Prosperity for All: How to Prevent Financial Crises
By Roger E. A. Farmer
Summary via publisher (Oxford University Press)
In the aftermath of the 2008 financial crisis, economists around the world have advanced theories to explain the persistence of high unemployment and low growth rates. According to Roger E. A. Farmer, these theories can be divided into two leading schools of thought: the ideas of pre-Keynesian scholars who blame the recession on bad economic policy, and the suggestions of “New Keynesian” scholars who propose standard modifications to select assumptions of Keynes’ General Theory. But Farmer eschews both these schools of thought, arguing instead that in order to mitigate current financial crises-and prevent future ones-macroeconomic theory must become attuned to present-day conditions. Governments need to intervene in asset markets in a manner similar to the recent behavior of central banks, and principal actors in the international economy need to pursue financial stability. The primary mechanism for securing such stability would be for sovereign nations to create sovereign wealth funds backed by the present value of future tax revenues. These funds would function along the lines in which exchange-traded funds currently operate, and in time, they would become the backbone for stabilizing financial markets.

Failing in the Field: What We Can Learn When Field Research Goes Wrong
By Dean Karlan and Jacob Appel
Summary via publisher (Princeton University Press)
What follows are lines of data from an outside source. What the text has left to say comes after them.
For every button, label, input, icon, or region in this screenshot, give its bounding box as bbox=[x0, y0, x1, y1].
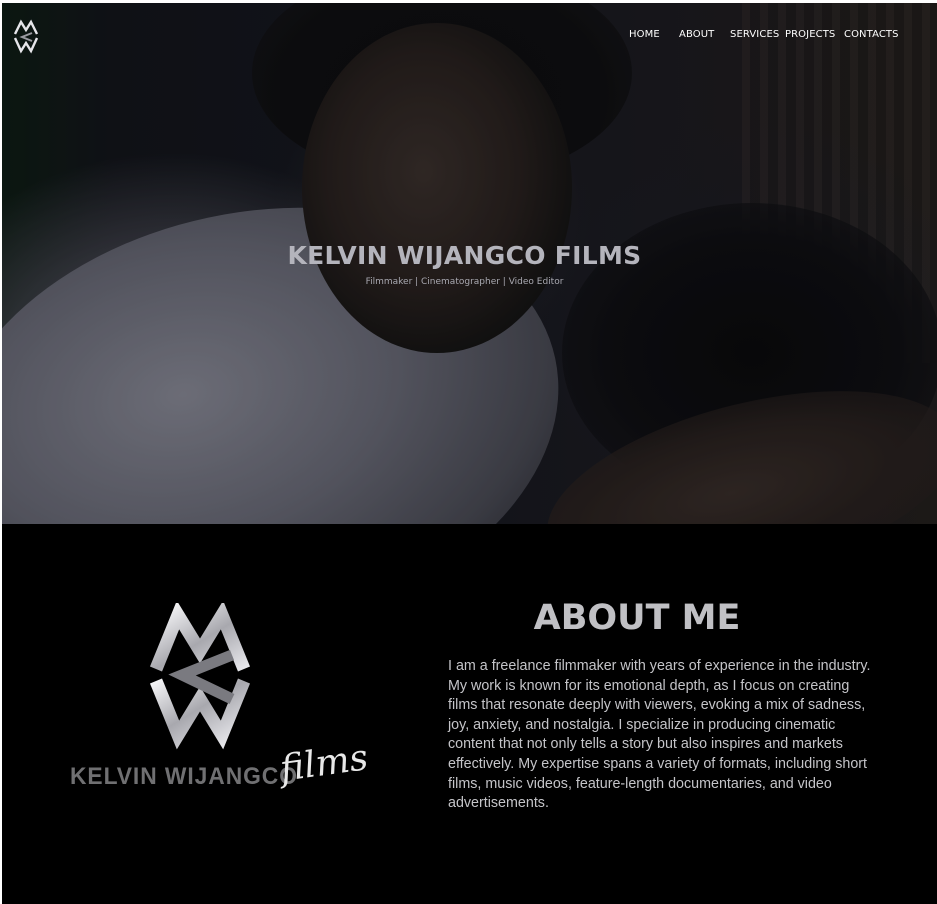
hero-title: KELVIN WIJANGCO FILMS bbox=[287, 241, 642, 270]
page: HOME ABOUT SERVICES PROJECTS CONTACTS KE… bbox=[2, 3, 937, 904]
nav-home[interactable]: HOME bbox=[629, 29, 660, 40]
nav-projects[interactable]: PROJECTS bbox=[785, 29, 835, 40]
brand-name: KELVIN WIJANGCO bbox=[70, 763, 298, 790]
hero-section: HOME ABOUT SERVICES PROJECTS CONTACTS KE… bbox=[2, 3, 937, 524]
nav-services[interactable]: SERVICES bbox=[730, 29, 779, 40]
hero-subtitle: Filmmaker | Cinematographer | Video Edit… bbox=[365, 277, 564, 287]
about-title: ABOUT ME bbox=[533, 598, 741, 638]
nav-about[interactable]: ABOUT bbox=[679, 29, 714, 40]
main-nav: HOME ABOUT SERVICES PROJECTS CONTACTS bbox=[2, 29, 937, 43]
nav-contacts[interactable]: CONTACTS bbox=[844, 29, 899, 40]
about-body: I am a freelance filmmaker with years of… bbox=[448, 658, 871, 812]
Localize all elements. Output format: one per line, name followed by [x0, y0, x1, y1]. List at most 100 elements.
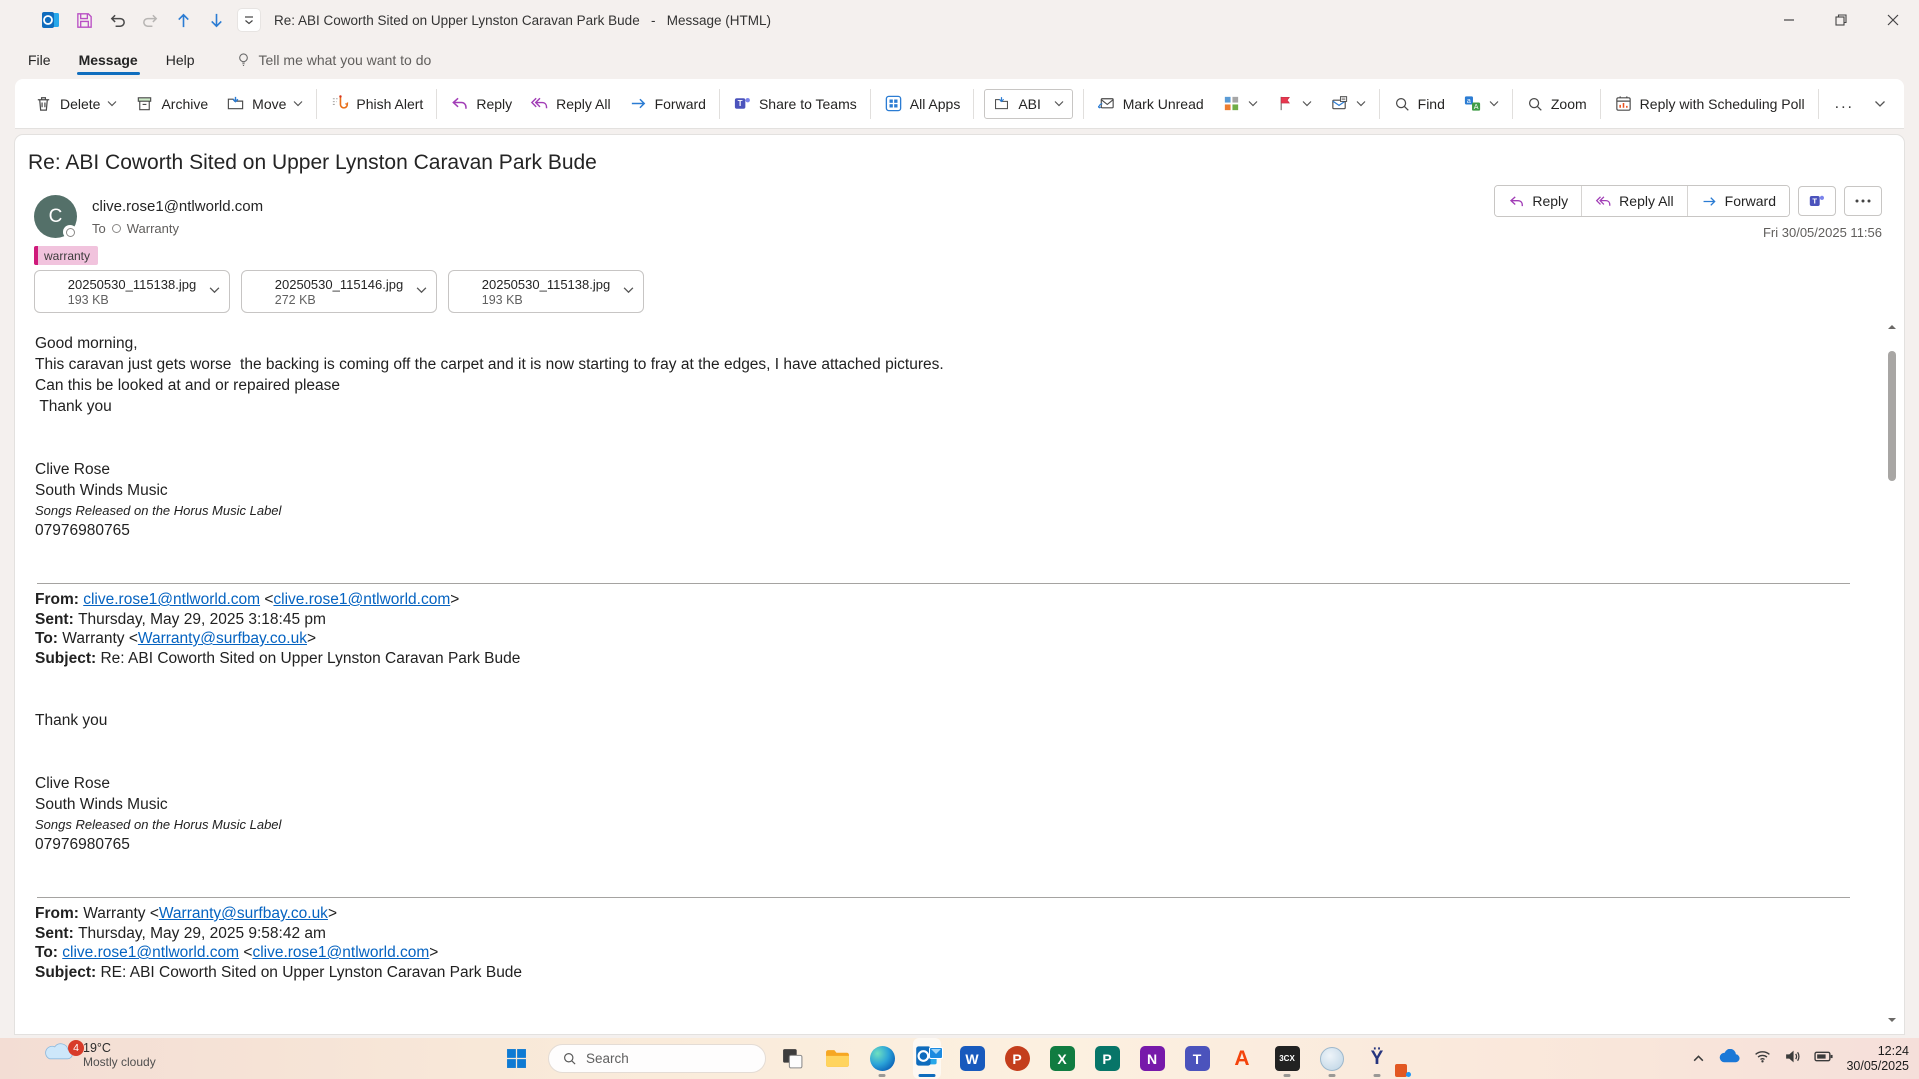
collapse-ribbon-button[interactable]: [1866, 95, 1894, 113]
excel-button[interactable]: X: [1048, 1038, 1076, 1079]
reply-button-group: Reply Reply All Forward: [1494, 185, 1790, 217]
category-tag[interactable]: warranty: [34, 246, 99, 265]
more-actions-button[interactable]: [1844, 186, 1882, 216]
share-to-teams-button[interactable]: T: [1798, 186, 1836, 216]
save-button[interactable]: [73, 9, 95, 31]
onedrive-tray-button[interactable]: [1718, 1048, 1741, 1069]
chevron-down-icon: [1248, 101, 1258, 107]
undo-button[interactable]: [106, 9, 128, 31]
tab-message[interactable]: Message: [65, 43, 152, 77]
mark-unread-icon: [1097, 98, 1114, 109]
forward-button[interactable]: Forward: [620, 84, 715, 124]
reply-button[interactable]: Reply: [441, 84, 521, 124]
battery-tray-button[interactable]: [1814, 1050, 1834, 1068]
translate-button[interactable]: aA: [1454, 84, 1508, 124]
teams-button[interactable]: T: [1183, 1038, 1211, 1079]
file-explorer-button[interactable]: [823, 1038, 851, 1079]
more-commands-button[interactable]: ...: [1823, 84, 1866, 124]
outlook-button[interactable]: [913, 1038, 943, 1079]
zoom-button[interactable]: Zoom: [1517, 84, 1596, 124]
scrollbar-thumb[interactable]: [1888, 351, 1896, 481]
knowbe4-button[interactable]: Ÿ: [1363, 1038, 1391, 1079]
weather-widget[interactable]: 4 19°C Mostly cloudy: [44, 1040, 156, 1069]
trash-icon: [37, 97, 50, 111]
overflow-app-icon: [1395, 1064, 1411, 1077]
attachment-card[interactable]: 20250530_115138.jpg 193 KB: [34, 270, 230, 313]
chevron-down-icon[interactable]: [209, 286, 220, 294]
chevron-down-icon: [1302, 101, 1312, 107]
attachment-card[interactable]: 20250530_115146.jpg 272 KB: [241, 270, 437, 313]
scrollbar[interactable]: [1885, 321, 1899, 1026]
taskbar-clock[interactable]: 12:24 30/05/2025: [1846, 1044, 1909, 1074]
zoom-label: Zoom: [1550, 95, 1587, 112]
sender-address[interactable]: clive.rose1@ntlworld.com: [92, 198, 263, 215]
customize-qat-button[interactable]: [238, 9, 260, 31]
scheduling-poll-button[interactable]: Reply with Scheduling Poll: [1605, 84, 1814, 124]
ribbon-divider: [1511, 88, 1513, 119]
reply-all-button[interactable]: Reply All: [521, 84, 619, 124]
share-to-teams-button[interactable]: T Share to Teams: [724, 84, 866, 124]
reply-icon: [1510, 195, 1524, 206]
tray-expand-button[interactable]: [1692, 1050, 1705, 1068]
follow-up-button[interactable]: [1267, 84, 1321, 124]
recipient-name[interactable]: Warranty: [127, 221, 179, 236]
redo-button[interactable]: [139, 9, 161, 31]
forward-icon: [1703, 196, 1716, 206]
restore-button[interactable]: [1815, 0, 1867, 40]
move-button[interactable]: Move: [217, 84, 312, 124]
phish-alert-button[interactable]: Phish Alert: [321, 84, 432, 124]
reply-all-button[interactable]: Reply All: [1581, 186, 1687, 216]
start-button[interactable]: [506, 1048, 527, 1074]
chevron-down-icon[interactable]: [416, 286, 427, 294]
tab-file[interactable]: File: [14, 43, 65, 77]
powerpoint-button[interactable]: P: [1003, 1038, 1031, 1079]
edge-button[interactable]: [868, 1038, 896, 1079]
body-line: South Winds Music: [23, 480, 1864, 501]
task-view-button[interactable]: [778, 1038, 806, 1079]
attachment-card[interactable]: 20250530_115138.jpg 193 KB: [448, 270, 644, 313]
all-apps-button[interactable]: All Apps: [875, 84, 970, 124]
threecx-button[interactable]: 3CX: [1273, 1038, 1301, 1079]
close-button[interactable]: [1867, 0, 1919, 40]
onenote-button[interactable]: N: [1138, 1038, 1166, 1079]
next-item-button[interactable]: [205, 9, 227, 31]
email-link[interactable]: clive.rose1@ntlworld.com: [273, 591, 450, 608]
to-label: To: [92, 221, 106, 236]
tell-me-box[interactable]: Tell me what you want to do: [235, 51, 431, 68]
chevron-down-icon: [1054, 101, 1064, 107]
round-app-button[interactable]: [1318, 1038, 1346, 1079]
reply-all-label: Reply All: [1619, 193, 1674, 209]
previous-item-button[interactable]: [172, 9, 194, 31]
rules-button[interactable]: [1321, 84, 1375, 124]
body-line: Good morning,: [23, 333, 1864, 354]
email-link[interactable]: clive.rose1@ntlworld.com: [62, 944, 239, 961]
body-text: From:: [35, 905, 84, 922]
volume-tray-button[interactable]: [1784, 1049, 1801, 1069]
categorize-button[interactable]: [1213, 84, 1267, 124]
taskbar-search[interactable]: Search: [548, 1044, 766, 1073]
archive-button[interactable]: Archive: [126, 84, 217, 124]
quick-step-icon: [995, 97, 1009, 110]
email-link[interactable]: clive.rose1@ntlworld.com: [252, 944, 429, 961]
email-link[interactable]: Warranty@surfbay.co.uk: [138, 630, 307, 647]
word-button[interactable]: W: [958, 1038, 986, 1079]
scroll-down-arrow[interactable]: [1886, 1014, 1898, 1026]
publisher-button[interactable]: P: [1093, 1038, 1121, 1079]
chevron-down-icon[interactable]: [623, 286, 634, 294]
reply-button[interactable]: Reply: [1495, 186, 1582, 216]
scroll-up-arrow[interactable]: [1886, 321, 1898, 333]
email-link[interactable]: clive.rose1@ntlworld.com: [83, 591, 260, 608]
body-text: 07976980765: [35, 836, 130, 853]
email-link[interactable]: Warranty@surfbay.co.uk: [159, 905, 328, 922]
body-text: Songs Released on the Horus Music Label: [35, 817, 282, 832]
minimize-button[interactable]: [1763, 0, 1815, 40]
wifi-tray-button[interactable]: [1754, 1049, 1771, 1068]
taskbar-apps: W P X P N T A 3CX Ÿ: [778, 1038, 1391, 1079]
mark-unread-button[interactable]: Mark Unread: [1088, 84, 1213, 124]
quick-step-dropdown[interactable]: ABI: [984, 88, 1073, 119]
delete-button[interactable]: Delete: [25, 84, 126, 124]
adobe-button[interactable]: A: [1228, 1038, 1256, 1079]
tab-help[interactable]: Help: [152, 43, 209, 77]
forward-button[interactable]: Forward: [1686, 186, 1789, 216]
find-button[interactable]: Find: [1384, 84, 1454, 124]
All across the social sciences, from development economics to political science departments, researchers are going into the field to collect data and learn about the world. While much has been gained from the successes of randomized controlled trials, stories of failed projects often do not get told. In Failing in the Field, Dean Karlan and Jacob Appel delve into the common causes of failure in field research, so that researchers might avoid similar pitfalls in future work. Drawing on the experiences of top social scientists working in developing countries, this book delves into failed projects and helps guide practitioners as they embark on their research. From experimental design and implementation to analysis and partnership agreements, Karlan and Appel show that there are important lessons to be learned from failures at every stage. They describe five common categories of failures, review six case studies in detail, and conclude with some reflections on best (and worst) practices for designing and running field projects, with an emphasis on randomized controlled trials. There is much to be gained from investigating what has previously not worked, from misunderstandings by staff to errors in data collection.

Crude Nation: How Oil Riches Ruined Venezuela
By Raúl Gallegos
Summary via publisher (Nebraska University Press)
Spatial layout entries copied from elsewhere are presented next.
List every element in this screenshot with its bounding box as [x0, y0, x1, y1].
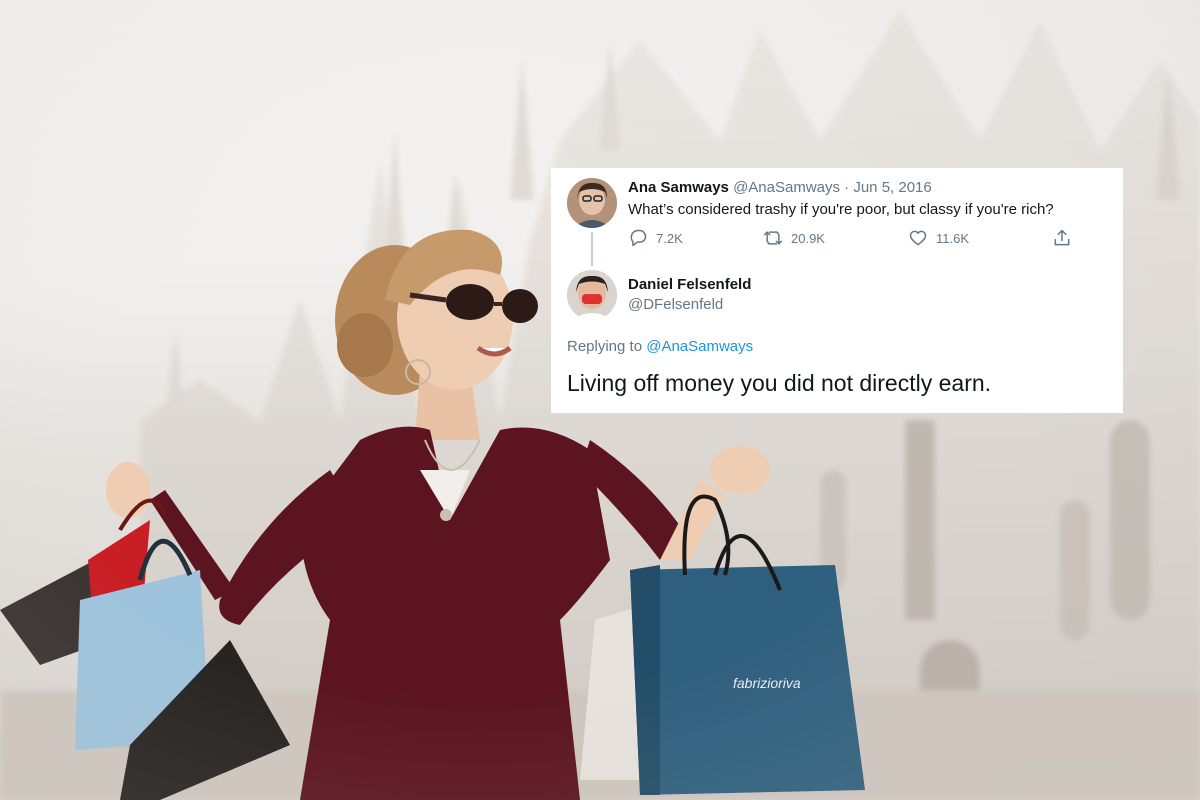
- author-name[interactable]: Ana Samways: [628, 179, 729, 196]
- share-button[interactable]: [1052, 228, 1080, 248]
- share-icon: [1054, 229, 1070, 246]
- author-handle[interactable]: @AnaSamways: [733, 179, 840, 196]
- tweet-header: Ana Samways @AnaSamways · Jun 5, 2016: [628, 178, 932, 198]
- tweet-card: Ana Samways @AnaSamways · Jun 5, 2016 Wh…: [551, 168, 1123, 413]
- reply-author-name[interactable]: Daniel Felsenfeld: [628, 276, 751, 293]
- like-button[interactable]: 11.6K: [908, 228, 969, 248]
- avatar[interactable]: [567, 178, 617, 228]
- reply-icon: [630, 229, 647, 247]
- heart-icon: [909, 230, 927, 246]
- meta-separator: ·: [844, 179, 854, 196]
- reply-button[interactable]: 7.2K: [628, 228, 683, 248]
- retweet-button[interactable]: 20.9K: [763, 228, 825, 248]
- tweet-text: What’s considered trashy if you're poor,…: [628, 201, 1054, 218]
- replying-to-line: Replying to @AnaSamways: [567, 338, 753, 355]
- user-avatar-icon: [567, 178, 617, 228]
- reply-text: Living off money you did not directly ea…: [567, 370, 992, 396]
- tweet-date[interactable]: Jun 5, 2016: [853, 179, 931, 196]
- reply-author-handle[interactable]: @DFelsenfeld: [628, 296, 723, 313]
- tweet-actions: 7.2K 20.9K 11.6K: [628, 228, 1078, 250]
- reply-count: 7.2K: [656, 230, 683, 246]
- retweet-count: 20.9K: [791, 230, 825, 246]
- user-avatar-icon: [567, 270, 617, 320]
- avatar[interactable]: [567, 270, 617, 320]
- retweet-icon: [763, 231, 783, 245]
- replying-to-mention[interactable]: @AnaSamways: [646, 338, 753, 355]
- thread-line: [591, 232, 593, 266]
- like-count: 11.6K: [936, 230, 970, 246]
- replying-to-label: Replying to: [567, 338, 647, 355]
Beneath Venezuelan soil lies an ocean of crude—the world’s largest reserves—an oil patch that shaped the nature of the global energy business. Unfortunately, a dysfunctional anti-American, leftist government controls this vast resource and has used its wealth to foster voter support, ultimately wreaking economic havoc. Crude Nation reveals the ways in which this mismanagement has led to Venezuela’s economic ruin and turned the country into a cautionary tale for the world. Raúl Gallegos, a former Caracas-based oil correspondent, paints a picture both vivid and analytical of the country’s economic decline, the government’s foolhardy economic policies, and the wrecked lives of Venezuelans.
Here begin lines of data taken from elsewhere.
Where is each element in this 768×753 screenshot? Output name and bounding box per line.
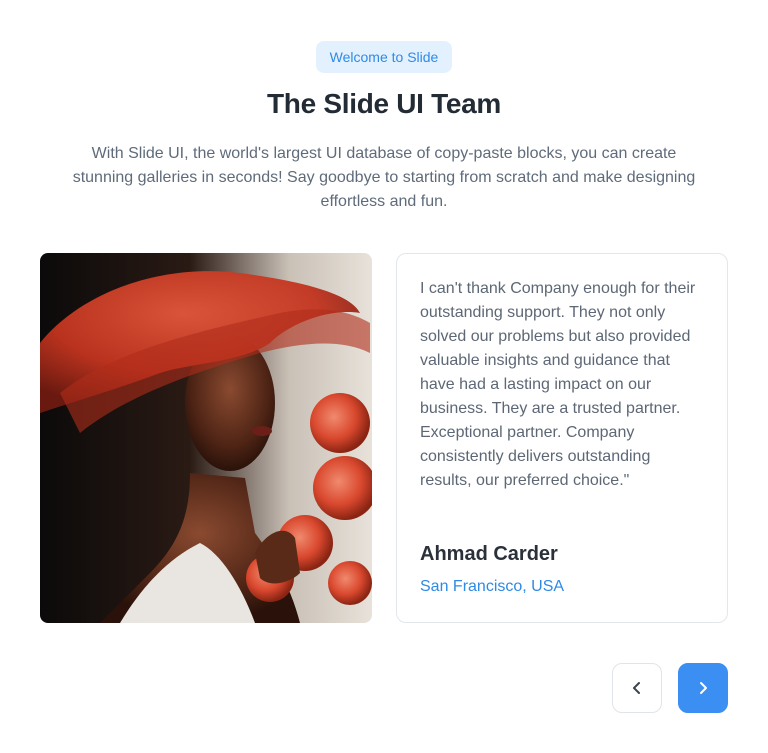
chevron-left-icon <box>633 682 640 694</box>
page-title: The Slide UI Team <box>267 88 501 119</box>
testimonial-photo <box>40 253 372 623</box>
next-button[interactable] <box>678 663 728 713</box>
testimonial-section: Welcome to Slide The Slide UI Team With … <box>0 0 768 753</box>
testimonial-card: I can't thank Company enough for their o… <box>396 253 728 623</box>
chevron-right-icon <box>700 682 707 694</box>
testimonial-quote: I can't thank Company enough for their o… <box>420 280 696 489</box>
welcome-badge: Welcome to Slide <box>316 41 452 73</box>
previous-button[interactable] <box>612 663 662 713</box>
testimonial-author-location: San Francisco, USA <box>420 578 565 595</box>
page-subtitle: With Slide UI, the world's largest UI da… <box>72 145 696 210</box>
testimonial-author-name: Ahmad Carder <box>420 543 558 565</box>
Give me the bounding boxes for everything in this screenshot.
How Bad Writing Destroyed the World: Ayn Rand and the Literary Origins of the Financial Crisis
By Adam Weiner
Summary via publisher (Bloomsbury)
Literature can be used to disseminate ideas with devastating real-life consequences. In How Bad Writing Destroyed the World, Adam Weiner spans decades and continents to reveal the surprising connections between the 2008-2009 financial crisis and a relatively unknown nineteenth-century Russian author. A congressional investigation placed the blame for the financial crisis on Alan Greenspan and his deregulatory policies-his attempts, in essence, to put Ayn Rand’s Objectivism into practice. Though developed most famously in Rand’s Atlas Shrugged, Objectivism sprouted from the Rational Egoism of Nikolai Chernyshevsky’s What Is to be Done? (1863), an enormously influential Russian novel decried by the likes of Fyodor Dostoevsky and Vladimir Nabokov for its destructive radical ethics. In tracing the origins of Greenspan’s ruinous ideology, How Bad Writing Destroyed the World combines literary and intellectual history to uncover the danger of hawking “the virtues of selfishness,” even in fiction.